Sensor Synchronization: The firmware orchestrates sensor polling cycles to ensure synchronized multi-modal data capture, critical for coherent SLAM and behavioral response.
Power Management: Microsecond-resolution timers monitor current draw, battery status, and thermal readings, enabling real-time load balancing and triggering emergency power-saving states if thresholds are breached.
Emergency Protocols: Collision detection triggers instant auto-hover or soft landing routines using inertial sensors and gyros. If loss of signal or catastrophic system error occurs, BMB reverts to autonomous return-to-base mode using its last-known navigation cache.
All firmware routines are interrupt-driven and optimized for latency-sensitive operation. Updates to the firmware layer are validated via cryptographic checksums and failover rollback mechanisms.

Micro OS Layer
Above the firmware is a minimalist, microkernel-based real-time operating system (RTOS) designed specifically for ultra-constrained environments.
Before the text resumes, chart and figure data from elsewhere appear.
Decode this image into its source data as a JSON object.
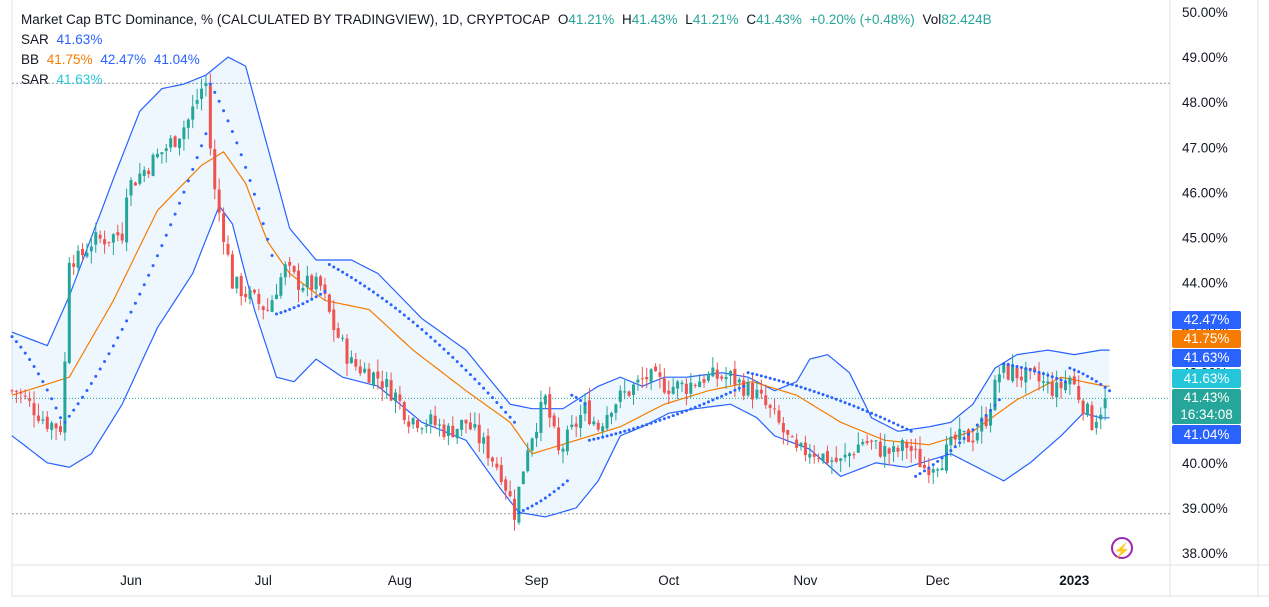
{
  "legend": {
    "title": "Market Cap BTC Dominance, % (CALCULATED BY TRADINGVIEW), 1D, CRYPTOCAP",
    "o_key": "O",
    "o_val": "41.21%",
    "h_key": "H",
    "h_val": "41.43%",
    "l_key": "L",
    "l_val": "41.21%",
    "c_key": "C",
    "c_val": "41.43%",
    "change": "+0.20% (+0.48%)",
    "vol_key": "Vol",
    "vol_val": "82.424B",
    "sar1_name": "SAR",
    "sar1_val": "41.63%",
    "bb_name": "BB",
    "bb_mid": "41.75%",
    "bb_upper": "42.47%",
    "bb_lower": "41.04%",
    "sar2_name": "SAR",
    "sar2_val": "41.63%"
  },
  "price_tags": {
    "bb_upper": "42.47%",
    "bb_mid": "41.75%",
    "sar1": "41.63%",
    "sar2": "41.63%",
    "last_price": "41.43%",
    "countdown": "16:34:08",
    "bb_lower": "41.04%"
  },
  "colors": {
    "up": "#26a69a",
    "down": "#ef5350",
    "bb_band": "#2962ff",
    "bb_mid": "#f57c00",
    "sar": "#2962ff",
    "fill": "rgba(33,150,243,0.07)",
    "tag_blue": "#2962ff",
    "tag_orange": "#f57c00",
    "tag_teal": "#26c6da",
    "tag_green": "#26a69a"
  },
  "icons": {
    "replay": "lightning-icon"
  },
  "chart_data": {
    "type": "candlestick",
    "ylim": [
      37.8,
      50.2
    ],
    "y_ticks": [
      "50.00%",
      "49.00%",
      "48.00%",
      "47.00%",
      "46.00%",
      "45.00%",
      "44.00%",
      "43.00%",
      "42.00%",
      "41.00%",
      "40.00%",
      "39.00%",
      "38.00%"
    ],
    "y_tick_values": [
      50,
      49,
      48,
      47,
      46,
      45,
      44,
      43,
      42,
      41,
      40,
      39,
      38
    ],
    "x_ticks": [
      "Jun",
      "Jul",
      "Aug",
      "Sep",
      "Oct",
      "Nov",
      "Dec",
      "2023"
    ],
    "x_tick_days": [
      24,
      54,
      85,
      116,
      146,
      177,
      207,
      238
    ],
    "x_range_days": [
      -3,
      252
    ],
    "reference_lines": [
      48.42,
      38.87
    ],
    "last_price": 41.43,
    "close_anchors": [
      [
        -2,
        41.6
      ],
      [
        5,
        40.9
      ],
      [
        8,
        40.8
      ],
      [
        9,
        42.2
      ],
      [
        10,
        44.6
      ],
      [
        12,
        44.5
      ],
      [
        15,
        44.9
      ],
      [
        19,
        45.0
      ],
      [
        22,
        45.1
      ],
      [
        23,
        46.1
      ],
      [
        26,
        46.4
      ],
      [
        30,
        46.8
      ],
      [
        34,
        47.2
      ],
      [
        37,
        47.6
      ],
      [
        40,
        48.3
      ],
      [
        41,
        48.4
      ],
      [
        42,
        47.0
      ],
      [
        43,
        46.0
      ],
      [
        45,
        45.1
      ],
      [
        47,
        44.0
      ],
      [
        52,
        43.6
      ],
      [
        55,
        43.4
      ],
      [
        57,
        43.9
      ],
      [
        59,
        44.3
      ],
      [
        62,
        44.0
      ],
      [
        67,
        43.9
      ],
      [
        70,
        43.0
      ],
      [
        74,
        42.2
      ],
      [
        80,
        41.9
      ],
      [
        84,
        41.5
      ],
      [
        87,
        41.0
      ],
      [
        92,
        40.9
      ],
      [
        96,
        40.7
      ],
      [
        100,
        40.9
      ],
      [
        104,
        40.4
      ],
      [
        108,
        39.8
      ],
      [
        111,
        38.9
      ],
      [
        114,
        40.4
      ],
      [
        118,
        41.4
      ],
      [
        121,
        40.2
      ],
      [
        124,
        40.7
      ],
      [
        127,
        41.2
      ],
      [
        130,
        40.8
      ],
      [
        133,
        41.3
      ],
      [
        137,
        41.6
      ],
      [
        141,
        41.9
      ],
      [
        146,
        41.7
      ],
      [
        150,
        41.7
      ],
      [
        154,
        41.9
      ],
      [
        160,
        41.9
      ],
      [
        166,
        41.5
      ],
      [
        170,
        41.0
      ],
      [
        175,
        40.2
      ],
      [
        178,
        40.3
      ],
      [
        182,
        40.1
      ],
      [
        185,
        40.0
      ],
      [
        190,
        40.5
      ],
      [
        194,
        40.3
      ],
      [
        197,
        40.2
      ],
      [
        200,
        40.4
      ],
      [
        204,
        39.9
      ],
      [
        208,
        40.1
      ],
      [
        211,
        40.5
      ],
      [
        215,
        40.6
      ],
      [
        218,
        41.0
      ],
      [
        221,
        42.0
      ],
      [
        224,
        42.0
      ],
      [
        227,
        41.9
      ],
      [
        230,
        41.8
      ],
      [
        234,
        41.6
      ],
      [
        237,
        41.9
      ],
      [
        240,
        41.3
      ],
      [
        242,
        40.9
      ],
      [
        244,
        41.2
      ],
      [
        245,
        41.43
      ]
    ],
    "bb_upper_anchors": [
      [
        -3,
        42.9
      ],
      [
        5,
        42.6
      ],
      [
        10,
        43.7
      ],
      [
        20,
        46.3
      ],
      [
        26,
        47.8
      ],
      [
        31,
        48.3
      ],
      [
        36,
        48.4
      ],
      [
        41,
        48.6
      ],
      [
        46,
        49.0
      ],
      [
        50,
        48.8
      ],
      [
        55,
        47.0
      ],
      [
        60,
        45.2
      ],
      [
        66,
        44.5
      ],
      [
        74,
        44.5
      ],
      [
        80,
        44.2
      ],
      [
        90,
        43.2
      ],
      [
        100,
        42.5
      ],
      [
        110,
        41.3
      ],
      [
        115,
        41.2
      ],
      [
        122,
        41.2
      ],
      [
        130,
        41.7
      ],
      [
        135,
        41.9
      ],
      [
        140,
        41.7
      ],
      [
        145,
        41.9
      ],
      [
        150,
        41.9
      ],
      [
        158,
        42.0
      ],
      [
        164,
        41.9
      ],
      [
        170,
        41.6
      ],
      [
        175,
        41.8
      ],
      [
        178,
        42.3
      ],
      [
        182,
        42.4
      ],
      [
        187,
        42.0
      ],
      [
        192,
        41.0
      ],
      [
        198,
        40.7
      ],
      [
        205,
        40.8
      ],
      [
        210,
        40.9
      ],
      [
        215,
        41.3
      ],
      [
        220,
        42.1
      ],
      [
        225,
        42.4
      ],
      [
        232,
        42.5
      ],
      [
        238,
        42.4
      ],
      [
        244,
        42.5
      ],
      [
        246,
        42.5
      ]
    ],
    "bb_mid_anchors": [
      [
        -3,
        41.5
      ],
      [
        10,
        41.9
      ],
      [
        20,
        43.6
      ],
      [
        30,
        45.6
      ],
      [
        40,
        46.6
      ],
      [
        45,
        46.9
      ],
      [
        50,
        46.2
      ],
      [
        55,
        44.9
      ],
      [
        60,
        44.2
      ],
      [
        68,
        43.6
      ],
      [
        78,
        43.4
      ],
      [
        88,
        42.5
      ],
      [
        100,
        41.6
      ],
      [
        110,
        40.9
      ],
      [
        115,
        40.2
      ],
      [
        125,
        40.5
      ],
      [
        135,
        40.8
      ],
      [
        145,
        41.3
      ],
      [
        155,
        41.6
      ],
      [
        165,
        41.8
      ],
      [
        175,
        41.5
      ],
      [
        185,
        40.9
      ],
      [
        195,
        40.5
      ],
      [
        205,
        40.4
      ],
      [
        215,
        40.7
      ],
      [
        225,
        41.4
      ],
      [
        235,
        41.9
      ],
      [
        245,
        41.7
      ]
    ],
    "bb_lower_anchors": [
      [
        -3,
        40.6
      ],
      [
        5,
        40.0
      ],
      [
        10,
        39.9
      ],
      [
        15,
        40.2
      ],
      [
        22,
        41.3
      ],
      [
        30,
        43.0
      ],
      [
        38,
        44.2
      ],
      [
        44,
        45.7
      ],
      [
        47,
        45.3
      ],
      [
        52,
        43.4
      ],
      [
        57,
        41.9
      ],
      [
        61,
        41.8
      ],
      [
        66,
        42.3
      ],
      [
        72,
        41.9
      ],
      [
        80,
        41.7
      ],
      [
        90,
        40.9
      ],
      [
        100,
        40.5
      ],
      [
        108,
        39.4
      ],
      [
        112,
        38.9
      ],
      [
        118,
        38.8
      ],
      [
        125,
        39.0
      ],
      [
        130,
        39.6
      ],
      [
        135,
        40.6
      ],
      [
        140,
        40.8
      ],
      [
        146,
        41.1
      ],
      [
        152,
        41.2
      ],
      [
        160,
        41.3
      ],
      [
        166,
        41.0
      ],
      [
        170,
        40.6
      ],
      [
        178,
        40.3
      ],
      [
        185,
        39.7
      ],
      [
        193,
        40.0
      ],
      [
        200,
        39.9
      ],
      [
        210,
        40.2
      ],
      [
        218,
        39.8
      ],
      [
        222,
        39.6
      ],
      [
        228,
        40.0
      ],
      [
        235,
        40.6
      ],
      [
        240,
        41.1
      ],
      [
        244,
        41.0
      ],
      [
        246,
        41.0
      ]
    ],
    "sar_segments": [
      {
        "days": [
          -3,
          8
        ],
        "start": 42.8,
        "end": 41.0
      },
      {
        "days": [
          9,
          41
        ],
        "start": 40.9,
        "end": 47.3
      },
      {
        "days": [
          42,
          56
        ],
        "start": 48.4,
        "end": 44.6
      },
      {
        "days": [
          57,
          68
        ],
        "start": 43.3,
        "end": 43.8
      },
      {
        "days": [
          69,
          111
        ],
        "start": 44.4,
        "end": 40.9
      },
      {
        "days": [
          112,
          123
        ],
        "start": 38.9,
        "end": 39.6
      },
      {
        "days": [
          124,
          127
        ],
        "start": 41.5,
        "end": 41.3
      },
      {
        "days": [
          128,
          163
        ],
        "start": 40.5,
        "end": 41.7
      },
      {
        "days": [
          164,
          201
        ],
        "start": 42.0,
        "end": 40.7
      },
      {
        "days": [
          202,
          221
        ],
        "start": 39.7,
        "end": 41.4
      },
      {
        "days": [
          222,
          236
        ],
        "start": 42.2,
        "end": 41.8
      },
      {
        "days": [
          237,
          246
        ],
        "start": 42.1,
        "end": 41.6
      }
    ]
  }
}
Key features include:
Task Isolation: Each module—flight control, sensor fusion, AI inference—runs in its own isolated thread with strict memory partitioning, reducing fault propagation.
Event Scheduler: A low-jitter scheduler manages real-time and best-effort processes, ensuring stable performance even under high computational loads.
Diagnostics & Telemetry Logging: Runtime status, fault codes, and mission performance metrics are logged to encrypted flash and can be transmitted during burst sync cycles.
OTA Update Support: Secure, fail-safe over-the-air updates allow remote patching or upgrading of system components without interrupting operational integrity.
The Micro OS also exposes standard APIs to higher-level behavioral logic, supporting modular development and future extensibility.
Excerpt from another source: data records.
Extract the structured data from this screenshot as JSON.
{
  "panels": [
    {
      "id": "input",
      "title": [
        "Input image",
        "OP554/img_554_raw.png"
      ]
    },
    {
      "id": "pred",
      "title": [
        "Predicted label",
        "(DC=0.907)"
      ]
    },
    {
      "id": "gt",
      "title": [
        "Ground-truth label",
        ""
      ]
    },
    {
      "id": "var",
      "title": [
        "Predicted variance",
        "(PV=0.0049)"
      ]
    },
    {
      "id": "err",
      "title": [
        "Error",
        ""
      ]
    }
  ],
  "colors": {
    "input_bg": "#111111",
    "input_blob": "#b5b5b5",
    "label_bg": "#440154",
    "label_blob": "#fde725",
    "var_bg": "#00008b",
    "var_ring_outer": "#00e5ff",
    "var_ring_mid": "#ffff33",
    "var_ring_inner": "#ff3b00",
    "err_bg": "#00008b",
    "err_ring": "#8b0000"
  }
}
Navigation & Behavior Layer
This layer comprises the brain behind BMB’s autonomy and mission execution. It translates abstract mission goals into context-aware actions, balancing mobility, safety, and data collection. Core components include:
SLAM & 3D Mapping Engine: Uses Lidar and IR data fused with IMU inputs to build real-time volumetric maps of the surrounding space. Supports dynamic re-mapping for unknown or changing environments.
Flight Strategy Module: Chooses between behaviors such as patrol, hover-inspection, exploration, or tracking based on sensor input and mission configuration.
Flock AI Module: Implements distributed swarm intelligence, enabling BMB units to maintain formation, share local maps, avoid mid-air collisions, and cooperatively explore larger spaces.
Recognition & Detection Routines: Lightweight convolutional neural networks (CNNs) classify observed patterns, such as:
Human silhouettes or facial heat signatures
Moving targets (e.g., intruders, wildlife)
Hazardous areas (e.g., fire zones, chemical plumes)
These models are dynamically loaded into memory depending on the mission type, ensuring efficient resource utilization.

Communication Layer
Communication in BMB is designed to be secure, adaptive, and fault-tolerant, leveraging a hybrid of short-range and medium-range wireless protocols:
Mesh Radio Protocol: A decentralized, peer-to-peer mesh protocol allows real-time swarm coordination, data relaying, and task delegation between BMB units.
Burst Transmission: BMB can sync high-resolution data or full mission logs via Bluetooth Low Energy (BLE) or Ultra-Wideband (UWB) to nearby edge gateways or ground stations.
WiFi Module (Optional): For high-throughput scenarios, the bot can initiate short-range WiFi transfers when docked, uploading HD imagery, sensor archives, and diagnostics.
Security Protocols: All communication is secured using AES-256 encryption with rotating session keys. Mutual authentication protocols prevent spoofing, man-in-the-middle attacks, or unauthorized control attempts.
In disconnected or signal-denied environments, BMB queues critical data for later upload and autonomously switches to fail-safe communication fallback modes.

This layered software architecture allows BMB to operate intelligently and independently across a wide range of mission profiles. Its real-time autonomy, swarm intelligence, and secure communication make it a reliable agent for complex micro-sensing tasks in both civil and tactical deployments.